The Origin of the Waterfall Model

The first known presentation describing use of linear sequential phases in software engineering was held by Herbert D. Benington in 1956. The first formal description of the waterfall model is often cited as a 1970 article by Winston W. Royce. [1]

However, Royce described the model – which is now known as waterfall model – as an example of a method that he argued “is risky an invites failure”. Royce’s paper then explored how this model could be developed into an iterative model. [2] Nevertheless, the initial model – waterfall – received more notice.

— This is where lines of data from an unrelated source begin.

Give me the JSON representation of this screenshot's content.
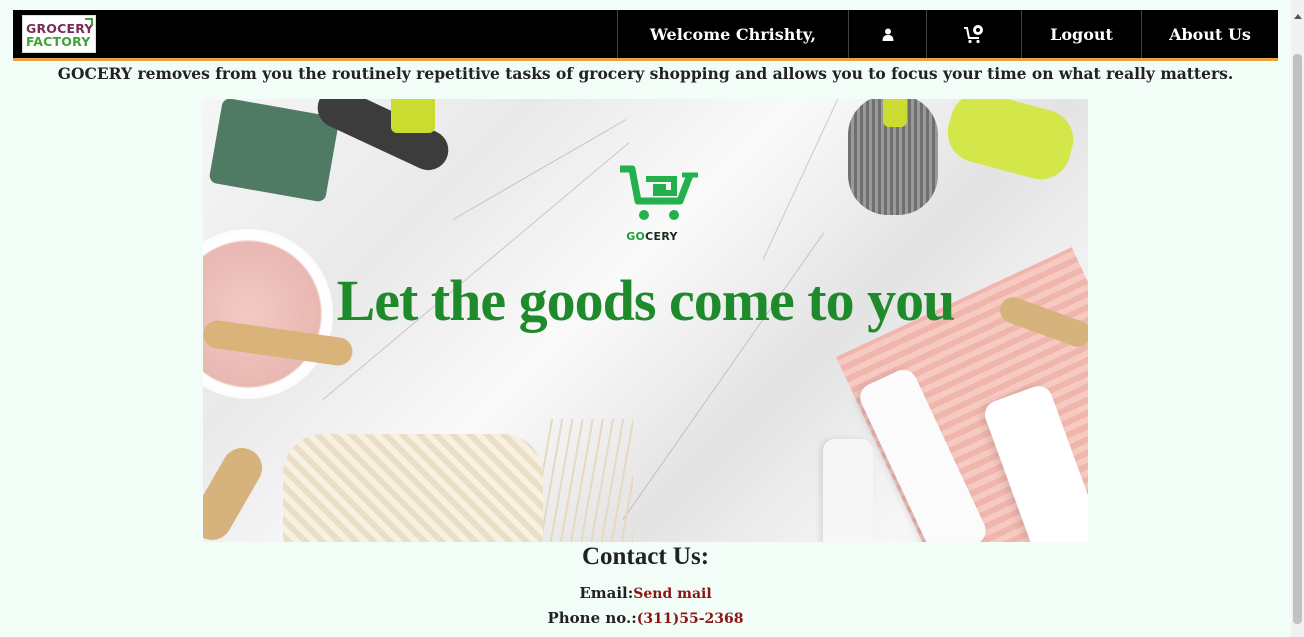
{
  "navbar": {
    "logo_line1": "GROCERY",
    "logo_line2": "FACTORY",
    "welcome": "Welcome Chrishty,",
    "user_icon": "user-icon",
    "cart_icon": "cart-icon",
    "logout": "Logout",
    "about": "About Us"
  },
  "tagline": "GOCERY removes from you the routinely repetitive tasks of grocery shopping and allows you to focus your time on what really matters.",
  "banner": {
    "brand_go": "GO",
    "brand_rest": "CERY",
    "headline": "Let the goods come to you"
  },
  "contact": {
    "title": "Contact Us:",
    "email_label": "Email:",
    "email_link": "Send mail",
    "phone_label": "Phone no.:",
    "phone_value": "(311)55-2368"
  },
  "colors": {
    "navbar_bg": "#000000",
    "navbar_accent": "#e8a33a",
    "page_bg": "#f3fdf8",
    "brand_green": "#1f8a2b",
    "link_red": "#8b1414"
  }
}
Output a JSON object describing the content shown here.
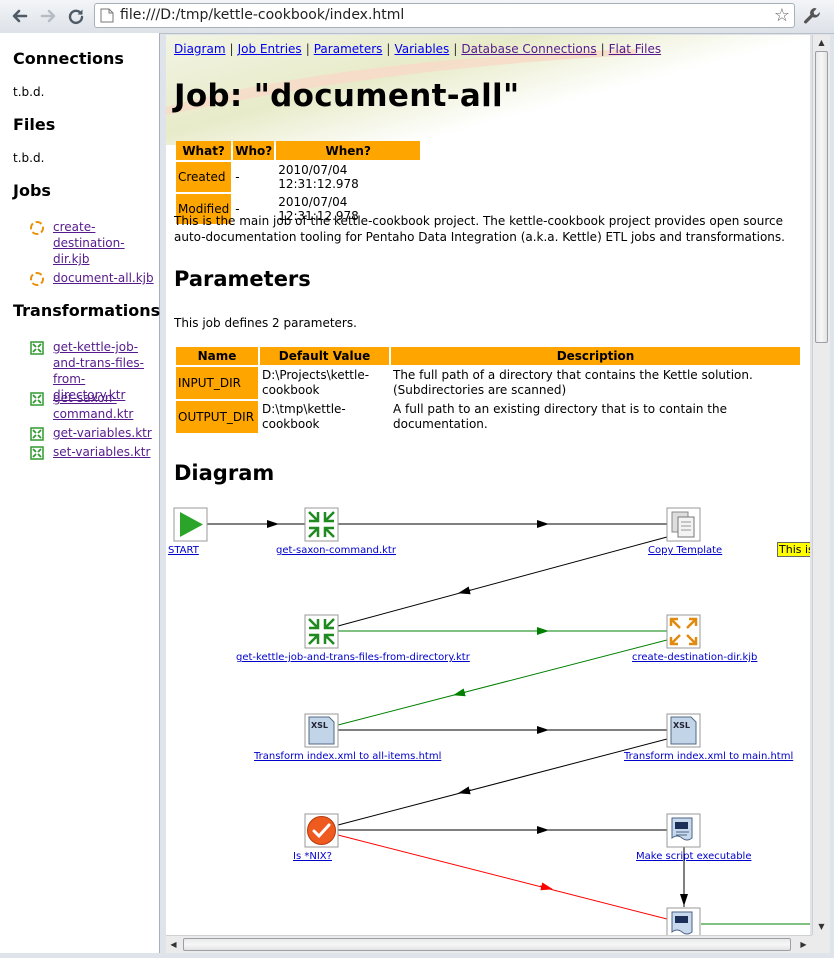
{
  "browser": {
    "url": "file:///D:/tmp/kettle-cookbook/index.html"
  },
  "sidebar": {
    "connections_heading": "Connections",
    "connections_value": "t.b.d.",
    "files_heading": "Files",
    "files_value": "t.b.d.",
    "jobs_heading": "Jobs",
    "jobs": [
      "create-destination-dir.kjb",
      "document-all.kjb"
    ],
    "transformations_heading": "Transformations",
    "transformations": [
      "get-kettle-job-and-trans-files-from-directory.ktr",
      "get-saxon-command.ktr",
      "get-variables.ktr",
      "set-variables.ktr"
    ]
  },
  "topnav": [
    "Diagram",
    "Job Entries",
    "Parameters",
    "Variables",
    "Database Connections",
    "Flat Files"
  ],
  "page": {
    "title": "Job: \"document-all\"",
    "meta_headers": [
      "What?",
      "Who?",
      "When?"
    ],
    "meta_rows": [
      {
        "what": "Created",
        "who": "-",
        "when": "2010/07/04 12:31:12.978"
      },
      {
        "what": "Modified",
        "who": "-",
        "when": "2010/07/04 12:31:12.978"
      }
    ],
    "description": "This is the main job of the kettle-cookbook project. The kettle-cookbook project provides open source auto-documentation tooling for Pentaho Data Integration (a.k.a. Kettle) ETL jobs and transformations.",
    "parameters_heading": "Parameters",
    "parameters_intro": "This job defines 2 parameters.",
    "param_headers": [
      "Name",
      "Default Value",
      "Description"
    ],
    "param_rows": [
      {
        "name": "INPUT_DIR",
        "default": "D:\\Projects\\kettle-cookbook",
        "desc": "The full path of a directory that contains the Kettle solution. (Subdirectories are scanned)"
      },
      {
        "name": "OUTPUT_DIR",
        "default": "D:\\tmp\\kettle-cookbook",
        "desc": "A full path to an existing directory that is to contain the documentation."
      }
    ],
    "diagram_heading": "Diagram",
    "note_text": "This is t"
  },
  "diagram_nodes": [
    {
      "label": "START",
      "icon": "start-icon"
    },
    {
      "label": "get-saxon-command.ktr",
      "icon": "transformation-icon"
    },
    {
      "label": "Copy Template",
      "icon": "copy-files-icon"
    },
    {
      "label": "get-kettle-job-and-trans-files-from-directory.ktr",
      "icon": "transformation-icon"
    },
    {
      "label": "create-destination-dir.kjb",
      "icon": "job-icon"
    },
    {
      "label": "Transform index.xml to all-items.html",
      "icon": "xsl-icon"
    },
    {
      "label": "Transform index.xml to main.html",
      "icon": "xsl-icon"
    },
    {
      "label": "Is *NIX?",
      "icon": "condition-icon"
    },
    {
      "label": "Make script executable",
      "icon": "shell-script-icon"
    },
    {
      "label": "",
      "icon": "shell-script-icon"
    }
  ],
  "colors": {
    "accent": "#ffa500",
    "link": "#0000ee",
    "visited": "#551a8b",
    "hop_unconditional": "#000000",
    "hop_success": "#008000",
    "hop_failure": "#ff0000",
    "note": "#ffff00"
  }
}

Also modified waterfall models (including Royce’s final model) exist. These may include slight or major variations upon the waterfall process. [1]

Utilisation

Arguments Against the Waterfall Model

Even if the waterfall model is still popular – one reason being its simple and structured approach – some people see it as inflexible and non-iterative. For example, they argue that:

  • Stated requirements often change so project must be open for change.
  • It is challenging to know exactly what is needed in each phase of the software process in advance.
  • It can be challenging to estimate time and cost for each phase of the process in advance.
  • Testing from the design, implementation and verification phases is required to validate the phases preceding them.
  • Frequent incremental builds are often needed to build confidence for the team and the client.

When to Use the Waterfall Model?

Despite of the criticism, waterfall can be a good choice in certain situations. If your project fits the following criteria, this might be the case.

  • Requirements are well known, clear and unlikely to change.
  • The definition of the product is stable.
  • The technologies are well understood.
  • All required resources are freely available.